Il dettaglio minimalista di Memeo

Si intitola «Di che cosa parliamo quando parliamo di Carver» la personale del giovane artista

La galleria Ta Matete di via della Pilotta 16 ospita la prima personale di Marco Memeo, uno dei giovani di punta della nuova pittura italiana. La mostra dal titolo «Marco Memeo. Di che cosa parliamo quando parliamo di Carver» è curata da Walter Guadagnini e trae ispirazione dai modi espressivi e dalla riflessione sulla contem-poraneità di uno dei più grandi scrittori della seconda metà del Novecento, Raymond Carver.

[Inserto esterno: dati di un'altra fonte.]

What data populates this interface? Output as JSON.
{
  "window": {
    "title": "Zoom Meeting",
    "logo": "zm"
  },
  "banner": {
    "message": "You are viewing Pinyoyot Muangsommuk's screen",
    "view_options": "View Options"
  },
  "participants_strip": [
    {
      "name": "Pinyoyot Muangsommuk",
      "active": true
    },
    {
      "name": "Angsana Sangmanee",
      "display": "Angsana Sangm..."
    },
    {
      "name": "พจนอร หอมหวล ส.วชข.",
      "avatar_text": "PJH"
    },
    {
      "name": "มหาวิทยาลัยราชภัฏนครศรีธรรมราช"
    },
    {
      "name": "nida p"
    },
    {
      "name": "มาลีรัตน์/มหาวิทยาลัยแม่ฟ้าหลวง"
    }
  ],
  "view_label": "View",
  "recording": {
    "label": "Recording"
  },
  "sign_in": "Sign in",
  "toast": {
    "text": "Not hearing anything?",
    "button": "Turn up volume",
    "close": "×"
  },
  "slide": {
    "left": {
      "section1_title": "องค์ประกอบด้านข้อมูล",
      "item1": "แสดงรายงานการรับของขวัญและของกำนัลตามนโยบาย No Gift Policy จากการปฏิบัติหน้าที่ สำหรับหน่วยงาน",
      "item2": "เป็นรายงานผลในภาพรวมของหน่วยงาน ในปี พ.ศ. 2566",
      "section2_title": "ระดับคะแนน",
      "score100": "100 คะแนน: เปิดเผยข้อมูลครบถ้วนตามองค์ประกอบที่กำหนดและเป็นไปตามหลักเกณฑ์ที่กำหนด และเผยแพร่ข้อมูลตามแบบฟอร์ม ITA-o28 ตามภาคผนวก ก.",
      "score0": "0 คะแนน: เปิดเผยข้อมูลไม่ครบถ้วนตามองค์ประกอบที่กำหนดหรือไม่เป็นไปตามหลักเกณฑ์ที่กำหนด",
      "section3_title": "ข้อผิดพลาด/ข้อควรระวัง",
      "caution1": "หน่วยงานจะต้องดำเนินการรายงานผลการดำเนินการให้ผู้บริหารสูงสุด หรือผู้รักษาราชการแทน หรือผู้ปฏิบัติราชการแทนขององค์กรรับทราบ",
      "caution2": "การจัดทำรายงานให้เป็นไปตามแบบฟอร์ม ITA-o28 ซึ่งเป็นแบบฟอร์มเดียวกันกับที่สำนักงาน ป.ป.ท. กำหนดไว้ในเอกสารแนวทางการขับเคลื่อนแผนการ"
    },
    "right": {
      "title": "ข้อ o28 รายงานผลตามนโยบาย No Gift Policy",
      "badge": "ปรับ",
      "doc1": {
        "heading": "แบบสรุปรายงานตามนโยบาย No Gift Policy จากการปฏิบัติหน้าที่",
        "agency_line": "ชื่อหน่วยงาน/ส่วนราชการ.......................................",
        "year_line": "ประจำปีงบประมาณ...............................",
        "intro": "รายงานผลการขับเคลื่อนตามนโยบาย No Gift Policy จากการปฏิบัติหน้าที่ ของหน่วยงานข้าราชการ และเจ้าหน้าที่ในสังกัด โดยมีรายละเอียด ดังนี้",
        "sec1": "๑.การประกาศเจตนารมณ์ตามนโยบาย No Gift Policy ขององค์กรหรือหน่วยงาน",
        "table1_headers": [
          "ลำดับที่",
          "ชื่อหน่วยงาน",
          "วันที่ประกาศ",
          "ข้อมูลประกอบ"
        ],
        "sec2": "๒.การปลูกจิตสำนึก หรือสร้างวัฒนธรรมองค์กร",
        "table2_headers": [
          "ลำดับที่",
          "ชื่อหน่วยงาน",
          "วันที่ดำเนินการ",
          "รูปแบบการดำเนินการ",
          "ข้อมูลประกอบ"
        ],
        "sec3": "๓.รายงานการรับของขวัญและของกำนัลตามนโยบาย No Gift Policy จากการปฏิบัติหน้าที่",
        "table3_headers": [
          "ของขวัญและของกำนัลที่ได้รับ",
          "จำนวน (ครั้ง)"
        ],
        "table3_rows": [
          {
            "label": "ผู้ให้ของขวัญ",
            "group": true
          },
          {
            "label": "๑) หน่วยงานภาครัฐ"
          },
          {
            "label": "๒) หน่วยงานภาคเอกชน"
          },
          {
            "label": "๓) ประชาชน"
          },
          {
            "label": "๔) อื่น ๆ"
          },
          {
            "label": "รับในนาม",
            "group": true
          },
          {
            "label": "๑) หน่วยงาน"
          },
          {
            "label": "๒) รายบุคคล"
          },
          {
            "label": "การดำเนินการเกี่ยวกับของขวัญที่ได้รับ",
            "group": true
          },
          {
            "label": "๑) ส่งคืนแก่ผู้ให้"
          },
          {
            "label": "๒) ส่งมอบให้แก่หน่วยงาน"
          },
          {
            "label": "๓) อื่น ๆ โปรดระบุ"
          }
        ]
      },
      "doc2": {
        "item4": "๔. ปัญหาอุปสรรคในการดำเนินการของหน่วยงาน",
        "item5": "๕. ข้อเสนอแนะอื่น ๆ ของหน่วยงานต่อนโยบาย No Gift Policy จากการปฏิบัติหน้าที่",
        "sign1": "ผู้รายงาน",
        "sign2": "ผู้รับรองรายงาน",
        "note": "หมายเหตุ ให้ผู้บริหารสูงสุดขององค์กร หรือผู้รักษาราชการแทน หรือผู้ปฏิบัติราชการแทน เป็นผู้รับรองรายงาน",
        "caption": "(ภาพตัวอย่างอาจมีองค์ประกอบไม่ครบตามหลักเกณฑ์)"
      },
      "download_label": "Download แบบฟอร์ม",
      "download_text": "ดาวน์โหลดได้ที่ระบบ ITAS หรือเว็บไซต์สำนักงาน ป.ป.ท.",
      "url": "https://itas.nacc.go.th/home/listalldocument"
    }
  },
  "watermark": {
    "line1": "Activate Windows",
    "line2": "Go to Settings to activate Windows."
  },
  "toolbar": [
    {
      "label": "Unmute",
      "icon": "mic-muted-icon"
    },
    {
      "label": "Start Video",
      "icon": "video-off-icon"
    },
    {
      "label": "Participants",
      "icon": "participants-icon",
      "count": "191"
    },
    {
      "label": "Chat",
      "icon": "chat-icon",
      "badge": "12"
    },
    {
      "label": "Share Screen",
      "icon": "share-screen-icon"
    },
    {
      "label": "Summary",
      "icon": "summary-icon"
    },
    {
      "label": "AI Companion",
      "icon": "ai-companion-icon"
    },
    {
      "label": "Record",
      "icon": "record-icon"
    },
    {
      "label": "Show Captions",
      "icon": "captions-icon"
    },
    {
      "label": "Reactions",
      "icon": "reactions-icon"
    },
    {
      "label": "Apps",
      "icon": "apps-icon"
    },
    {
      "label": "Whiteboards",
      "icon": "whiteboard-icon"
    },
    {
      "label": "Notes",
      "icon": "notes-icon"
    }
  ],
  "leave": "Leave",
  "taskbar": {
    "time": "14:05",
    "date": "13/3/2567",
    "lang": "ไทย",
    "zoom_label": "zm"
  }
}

La sensibilità di Memeo che pervade le sue opere dedicate ai paesaggi urbani, con atmosfere cariche di sospensione e inquietudine, si incontra con il pensiero carveriano per il modo di intendere la realtà: attraverso forme minime e particolari che divengono snodi centrali del racconto e della composizione pittorica.
In esposizione una ventina di tele, appartenenti alla più recente fase della ricerca di Memeo, in cui le forme del reale vanno trasformandosi in pure estensioni luminose, e dove, ad esempio, la facciata di un grattacielo può diventare una sequenza di forme e colori al limite dell’astrazione. Come dichiara l'artista: «Il dedalo urbano è già di per sé un linguaggio e un terreno di confronto. Si tratta di estrapolare gli elementi minimi (come le lettere dell’alfabeto) da cui esso è costituito. Le aree urbanizzate, anche se sembrano anonime e prive di attrattive, possiedono una forza evocativa, fatta di tutte le storie delle persone che vi abitano».
Fino al 30 luglio. Ingresso gratuito.